The hill's 164 m altitude makes it the highest natural peak in Singapore. The highest point in Singapore, however, is the 284 m Guoco Tower, one of scores of buildings taller than the hill.

==Location and accessibility==
The hill is located in the Nature Reserve subzone of Bukit Panjang rather than its namesake district of Bukit Timah, near the geographical centre of Singapore. It is accessible via Hillview MRT station on the Downtown MRT line. The hill is now protected as part of the Bukit Timah Nature Reserve, which has been classified as an ASEAN Heritage Park. The hill's paved maintenance road (leading to the hill's pair of 60 m VHF steel lattice radio masts built in the 1960s), is not open to the public. Public access is provided by several walking trails. The hill itself is quite steep, with some slopes having a 40 to 50 degree incline.

==Climate==

Bukit Timah Hill features a tropical rainforest climate (Köppen Af) and has a mix of both wet and dry seasons.
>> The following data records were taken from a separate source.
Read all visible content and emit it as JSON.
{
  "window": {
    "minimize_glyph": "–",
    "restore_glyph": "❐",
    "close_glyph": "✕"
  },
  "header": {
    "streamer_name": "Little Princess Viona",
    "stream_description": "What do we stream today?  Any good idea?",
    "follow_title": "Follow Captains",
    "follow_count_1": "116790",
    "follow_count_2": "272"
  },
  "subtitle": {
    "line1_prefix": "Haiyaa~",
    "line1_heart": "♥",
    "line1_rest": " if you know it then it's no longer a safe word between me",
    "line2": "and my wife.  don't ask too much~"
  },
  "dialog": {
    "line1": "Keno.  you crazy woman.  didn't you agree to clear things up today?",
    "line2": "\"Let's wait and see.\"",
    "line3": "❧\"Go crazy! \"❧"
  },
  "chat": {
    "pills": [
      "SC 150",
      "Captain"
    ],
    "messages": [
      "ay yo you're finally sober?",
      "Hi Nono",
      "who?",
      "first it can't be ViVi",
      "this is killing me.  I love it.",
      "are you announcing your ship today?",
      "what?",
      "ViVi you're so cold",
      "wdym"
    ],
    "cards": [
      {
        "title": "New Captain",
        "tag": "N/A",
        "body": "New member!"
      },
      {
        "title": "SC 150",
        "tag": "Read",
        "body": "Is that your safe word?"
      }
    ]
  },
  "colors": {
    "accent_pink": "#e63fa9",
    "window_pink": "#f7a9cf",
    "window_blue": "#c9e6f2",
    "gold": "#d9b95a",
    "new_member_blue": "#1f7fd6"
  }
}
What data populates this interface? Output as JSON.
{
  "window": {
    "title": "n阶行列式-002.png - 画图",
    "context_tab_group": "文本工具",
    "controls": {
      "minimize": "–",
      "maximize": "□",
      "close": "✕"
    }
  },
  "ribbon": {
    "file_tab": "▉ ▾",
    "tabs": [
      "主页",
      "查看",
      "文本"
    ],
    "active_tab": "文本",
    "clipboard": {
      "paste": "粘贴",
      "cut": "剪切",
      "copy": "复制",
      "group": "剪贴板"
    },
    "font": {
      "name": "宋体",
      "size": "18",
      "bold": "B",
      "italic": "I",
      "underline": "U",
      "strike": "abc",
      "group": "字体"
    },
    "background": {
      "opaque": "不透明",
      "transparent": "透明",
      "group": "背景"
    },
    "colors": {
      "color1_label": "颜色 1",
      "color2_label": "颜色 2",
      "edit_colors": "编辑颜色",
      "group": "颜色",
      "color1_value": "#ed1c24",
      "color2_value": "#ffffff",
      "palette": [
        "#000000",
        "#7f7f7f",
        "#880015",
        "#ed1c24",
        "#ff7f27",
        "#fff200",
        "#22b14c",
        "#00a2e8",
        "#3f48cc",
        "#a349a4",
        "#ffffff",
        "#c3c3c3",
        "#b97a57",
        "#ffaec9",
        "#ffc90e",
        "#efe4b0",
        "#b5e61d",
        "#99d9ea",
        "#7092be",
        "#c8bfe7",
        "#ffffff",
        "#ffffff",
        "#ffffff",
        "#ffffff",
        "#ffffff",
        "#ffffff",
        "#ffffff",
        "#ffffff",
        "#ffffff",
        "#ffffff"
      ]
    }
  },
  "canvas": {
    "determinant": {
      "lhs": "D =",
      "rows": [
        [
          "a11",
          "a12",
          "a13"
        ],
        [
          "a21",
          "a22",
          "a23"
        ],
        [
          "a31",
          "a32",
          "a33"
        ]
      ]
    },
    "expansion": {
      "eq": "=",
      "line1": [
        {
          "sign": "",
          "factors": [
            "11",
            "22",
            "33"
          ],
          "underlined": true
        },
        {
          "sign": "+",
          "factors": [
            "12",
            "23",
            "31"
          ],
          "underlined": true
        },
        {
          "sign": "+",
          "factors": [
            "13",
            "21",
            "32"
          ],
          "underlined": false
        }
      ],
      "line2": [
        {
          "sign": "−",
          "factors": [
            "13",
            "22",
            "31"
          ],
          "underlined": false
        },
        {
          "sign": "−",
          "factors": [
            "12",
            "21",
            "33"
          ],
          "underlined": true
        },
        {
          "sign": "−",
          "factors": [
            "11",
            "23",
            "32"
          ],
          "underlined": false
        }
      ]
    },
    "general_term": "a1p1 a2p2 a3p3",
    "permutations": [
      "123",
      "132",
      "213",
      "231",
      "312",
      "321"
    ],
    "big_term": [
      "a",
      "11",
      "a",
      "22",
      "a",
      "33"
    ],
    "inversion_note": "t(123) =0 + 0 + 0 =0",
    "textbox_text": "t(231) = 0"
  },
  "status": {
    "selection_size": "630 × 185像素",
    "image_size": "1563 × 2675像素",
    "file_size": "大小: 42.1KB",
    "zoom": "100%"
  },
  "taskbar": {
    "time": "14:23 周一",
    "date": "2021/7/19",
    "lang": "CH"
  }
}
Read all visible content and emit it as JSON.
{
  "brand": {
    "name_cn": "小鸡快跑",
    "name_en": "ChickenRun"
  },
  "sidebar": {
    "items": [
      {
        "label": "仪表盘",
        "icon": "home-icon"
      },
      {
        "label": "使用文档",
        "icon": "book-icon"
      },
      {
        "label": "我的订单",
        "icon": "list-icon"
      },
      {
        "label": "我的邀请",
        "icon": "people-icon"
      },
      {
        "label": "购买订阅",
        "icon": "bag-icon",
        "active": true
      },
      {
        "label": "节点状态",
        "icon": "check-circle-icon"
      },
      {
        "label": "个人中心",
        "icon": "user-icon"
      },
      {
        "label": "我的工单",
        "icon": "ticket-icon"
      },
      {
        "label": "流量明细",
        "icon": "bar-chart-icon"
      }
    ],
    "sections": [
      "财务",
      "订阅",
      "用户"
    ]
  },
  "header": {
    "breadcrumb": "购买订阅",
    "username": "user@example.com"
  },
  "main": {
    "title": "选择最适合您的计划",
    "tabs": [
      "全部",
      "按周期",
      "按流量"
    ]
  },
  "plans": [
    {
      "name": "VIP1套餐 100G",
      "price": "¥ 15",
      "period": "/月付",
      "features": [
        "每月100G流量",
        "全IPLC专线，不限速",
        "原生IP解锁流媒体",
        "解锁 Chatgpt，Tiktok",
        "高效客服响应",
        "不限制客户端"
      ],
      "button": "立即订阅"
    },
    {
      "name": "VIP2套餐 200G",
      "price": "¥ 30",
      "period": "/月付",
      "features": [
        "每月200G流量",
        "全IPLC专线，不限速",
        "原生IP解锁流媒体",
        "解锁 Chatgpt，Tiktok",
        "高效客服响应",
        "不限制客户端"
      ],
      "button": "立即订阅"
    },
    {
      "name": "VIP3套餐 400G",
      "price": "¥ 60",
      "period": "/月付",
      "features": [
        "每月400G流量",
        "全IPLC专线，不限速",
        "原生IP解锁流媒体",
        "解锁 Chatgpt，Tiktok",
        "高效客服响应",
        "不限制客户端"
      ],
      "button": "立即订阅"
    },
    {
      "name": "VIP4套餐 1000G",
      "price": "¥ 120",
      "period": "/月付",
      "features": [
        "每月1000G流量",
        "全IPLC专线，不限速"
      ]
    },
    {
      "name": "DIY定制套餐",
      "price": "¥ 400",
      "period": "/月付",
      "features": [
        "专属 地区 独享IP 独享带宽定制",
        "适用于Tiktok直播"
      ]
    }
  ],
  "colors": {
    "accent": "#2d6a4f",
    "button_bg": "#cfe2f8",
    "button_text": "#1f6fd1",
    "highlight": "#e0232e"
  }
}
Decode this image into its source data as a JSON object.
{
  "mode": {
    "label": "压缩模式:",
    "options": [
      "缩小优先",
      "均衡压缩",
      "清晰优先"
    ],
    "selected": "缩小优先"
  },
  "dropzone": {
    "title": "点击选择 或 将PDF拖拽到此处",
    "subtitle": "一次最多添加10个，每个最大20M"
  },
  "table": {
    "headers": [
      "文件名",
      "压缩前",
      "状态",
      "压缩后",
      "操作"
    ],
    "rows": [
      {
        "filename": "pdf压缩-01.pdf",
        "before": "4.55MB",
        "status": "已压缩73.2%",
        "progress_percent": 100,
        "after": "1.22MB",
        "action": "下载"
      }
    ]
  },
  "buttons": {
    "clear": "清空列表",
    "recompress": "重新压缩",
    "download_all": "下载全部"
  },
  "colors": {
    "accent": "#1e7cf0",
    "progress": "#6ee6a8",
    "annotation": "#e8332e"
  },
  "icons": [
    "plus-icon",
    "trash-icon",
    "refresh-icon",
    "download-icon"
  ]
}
Due to its low to moderate elevation, the weather is slightly cooler than the rest of Singapore and strong winds sometimes occur at the peak. The daily temperature range is between 21–31 C.

The dry season runs from April to August, during which, there is generally less rainfall and warmer temperatures. The wet season runs from September to March, during which, there is more frequent rainfall and cooler temperatures.

The average annual rainfall is 2810 mm. The average annual daily mean temperature is 26.4 °C. The coolest month is January, where the average daily mean temperature is 25.6 °C. The minimum temperature may dip below 20.8 °C during rainy days in January. The warmest month is July, with an average daily mean temperature of 28.3 °C.